Antiterrorisme : de l’état d’urgence au droit commun

Plusieurs dispositions du projet de loi du ministre de l’Intérieur, Gérard Collomb, témoignent d’une inquiétante dérive sécuritaire. Décryptage.

Hugo Boursier  • 12 juillet 2017 abonné·es
Antiterrorisme : de l’état d’urgence au droit commun
© photo : DIRK WAEM/AFP

Le 1er novembre 2017, la France pourra sortir de l’état d’urgence. La mesure, présente dans le projet de loi de « sécurité intérieure et de lutte contre le terrorisme » de Gérard Collomb, a été approuvée par le Parlement jeudi 6 juillet, entérinant la sixième et dernière prorogation de l’état d’urgence depuis les attaques du Bataclan du 13 novembre 2015. Nul doute qu’Emmanuel Macron s’en félicitera. Il a d’ailleurs déjà commencé lors de sa première allocution au Congrès de Versailles, affirmant « redonner la liberté aux Français ». Mais le texte du ministre de l’Intérieur ne s’arrête pas là. Il souhaite aussi intégrer des articles caractéristiques de cet état d’exception dans le droit commun.

Afin de décrypter les réalités cachées derrière la communication officielle, nous avons choisi d’examiner précisément les quatre articles susceptibles d’entrer dans le droit commun – « le périmètre de protection », « la fermeture des lieux de culte », « les mesures individuelles de surveillance » et « les perquisitions administratives » (voir ci-contre) et d’en identifier les dangers potentiels.

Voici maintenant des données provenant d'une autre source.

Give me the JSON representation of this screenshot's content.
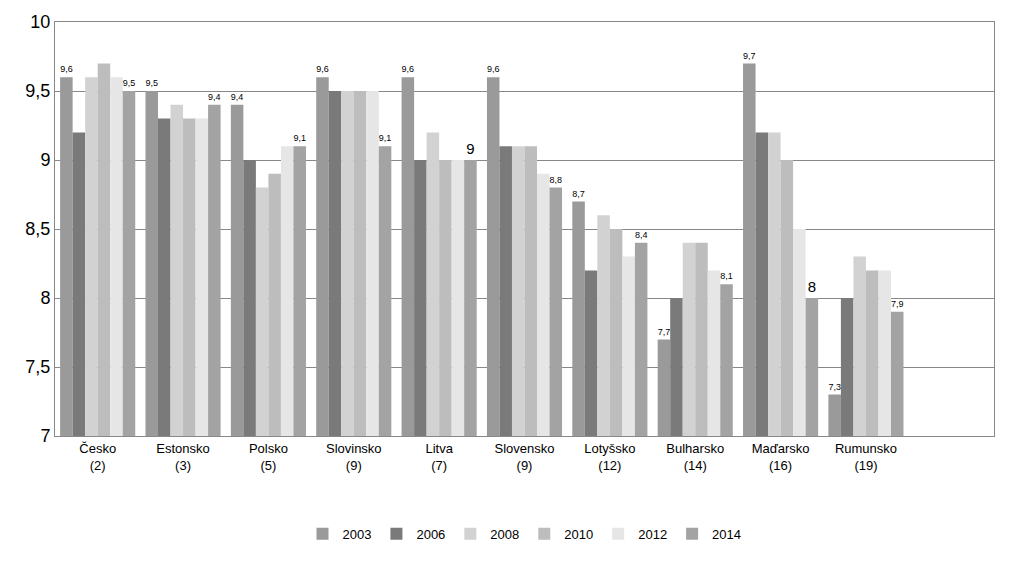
{
  "chart_data": {
    "type": "bar",
    "categories": [
      "Česko\n(2)",
      "Estonsko\n(3)",
      "Polsko\n(5)",
      "Slovinsko\n(9)",
      "Litva\n(7)",
      "Slovensko\n(9)",
      "Lotyšsko\n(12)",
      "Bulharsko\n(14)",
      "Maďarsko\n(16)",
      "Rumunsko\n(19)"
    ],
    "series": [
      {
        "name": "2003",
        "color": "#9a9a9a",
        "values": [
          9.6,
          9.5,
          9.4,
          9.6,
          9.6,
          9.6,
          8.7,
          7.7,
          9.7,
          7.3
        ],
        "data_labels": true,
        "value_labels": [
          "9,6",
          "9,5",
          "9,4",
          "9,6",
          "9,6",
          "9,6",
          "8,7",
          "7,7",
          "9,7",
          "7,3"
        ]
      },
      {
        "name": "2006",
        "color": "#7a7a7a",
        "values": [
          9.2,
          9.3,
          9.0,
          9.5,
          9.0,
          9.1,
          8.2,
          8.0,
          9.2,
          8.0
        ]
      },
      {
        "name": "2008",
        "color": "#d2d2d2",
        "values": [
          9.6,
          9.4,
          8.8,
          9.5,
          9.2,
          9.1,
          8.6,
          8.4,
          9.2,
          8.3
        ]
      },
      {
        "name": "2010",
        "color": "#bdbdbd",
        "values": [
          9.7,
          9.3,
          8.9,
          9.5,
          9.0,
          9.1,
          8.5,
          8.4,
          9.0,
          8.2
        ]
      },
      {
        "name": "2012",
        "color": "#e6e6e6",
        "values": [
          9.6,
          9.3,
          9.1,
          9.5,
          9.0,
          8.9,
          8.3,
          8.2,
          8.5,
          8.2
        ]
      },
      {
        "name": "2014",
        "color": "#a3a3a3",
        "values": [
          9.5,
          9.4,
          9.1,
          9.1,
          9.0,
          8.8,
          8.4,
          8.1,
          8.0,
          7.9
        ],
        "data_labels": true,
        "value_labels": [
          "9,5",
          "9,4",
          "9,1",
          "9,1",
          "9",
          "8,8",
          "8,4",
          "8,1",
          "8",
          "7,9"
        ]
      }
    ],
    "ylim": [
      7,
      10
    ],
    "yticks": [
      7,
      {
        "value": 7.5,
        "label": "7,5"
      },
      8,
      {
        "value": 8.5,
        "label": "8,5"
      },
      9,
      {
        "value": 9.5,
        "label": "9,5"
      },
      10
    ],
    "grid": true,
    "legend": "bottom"
  }
}
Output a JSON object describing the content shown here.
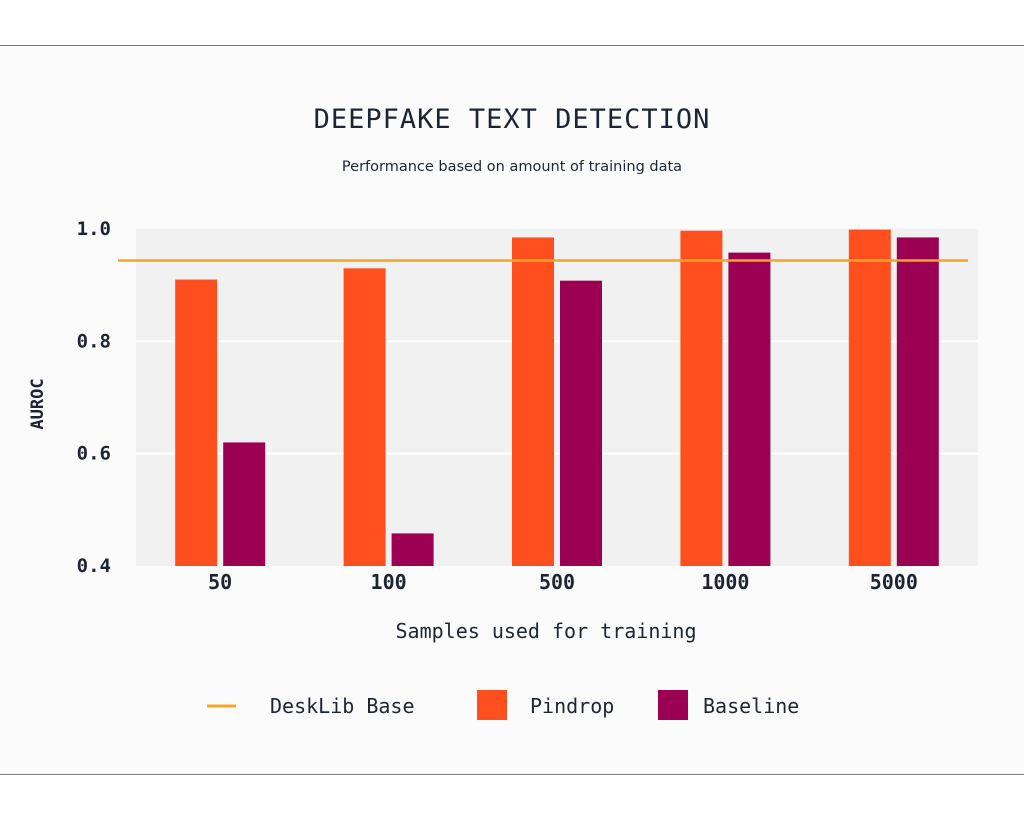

Quatre articles de loi liberticides

Article n° 1

Art. L. 226-1. – Afin d’assurer la sécurité d’un lieu ou d’un événement soumis à un risque d’actes de terrorisme à raison de sa nature ou de l’ampleur de sa fréquentation, le représentant de l’État dans le département ou, à Paris, le préfet de police peut instituer par arrêté motivé un périmètre de protection au sein duquel l’accès et la circulation des personnes sont réglementés. […] Pour la mise en œuvre de ces opérations, ils peuvent être assistés par des agents exerçant l’activité mentionnée au 1° de l’article L. 611-1, placés sous l’autorité d’un officier de police judiciaire.

Article n° 2

Art. L. 227-1. – Aux fins de prévention des actes de terrorisme, le représentant de l’État dans le département ou, à Paris, le préfet de police peut prononcer la fermeture des lieux de culte dans lesquels les propos qui sont tenus, les idées ou théories qui sont diffusées ou les activités qui se déroulent provoquent à la commission d’actes de terrorisme en France ou à l’étranger, incitent à la violence ou font l’apologie de tels actes. […] La mesure ne peut être exécutée d’office avant que le juge des référés n’ait informé les parties de la tenue ou non d’une audience publique.

Article n° 3

« Art. L. 228-1. – Aux fins de prévenir des actes de terrorisme, toute personne à l’égard de laquelle il existe des raisons sérieuses de penser que son comportement constitue une menace d’une particulière gravité pour la sécurité et l’ordre publics […] peut se voir prescrire, par le ministre de l’Intérieur, les obligations prévues par le présent chapitre. […] La personne concernée est astreinte, pendant toute la durée du placement, au port d’un dispositif technique permettant à tout moment à l’autorité administrative de s’assurer à distance qu’elle n’a pas quitté le périmètre défini […]. Un décret en Conseil d’État fixe les modalités d’application du présent article, en particulier les conditions dans lesquelles la mise en œuvre du dispositif technique prévu à l’alinéa précédent peut être confiée à une personne de droit privé habilitée à cette fin.

Article n° 4

Art. L. 229-1. – Lorsqu’il existe des raisons sérieuses de penser qu’un lieu est fréquenté par une personne dont le comportement constitue une menace d’une particulière gravité pour la sécurité et l’ordre publics […], le représentant de l’État dans le département […] peut faire procéder à une visite de ce lieu ainsi qu’à la saisie de documents, objets ou données qui s’y trouvent. […] La visite et les saisies sont autorisées par une ordonnance motivée du juge des libertés et de la détention près le tribunal de grande instance de Paris, qui est communiquée au procureur de la République de Paris.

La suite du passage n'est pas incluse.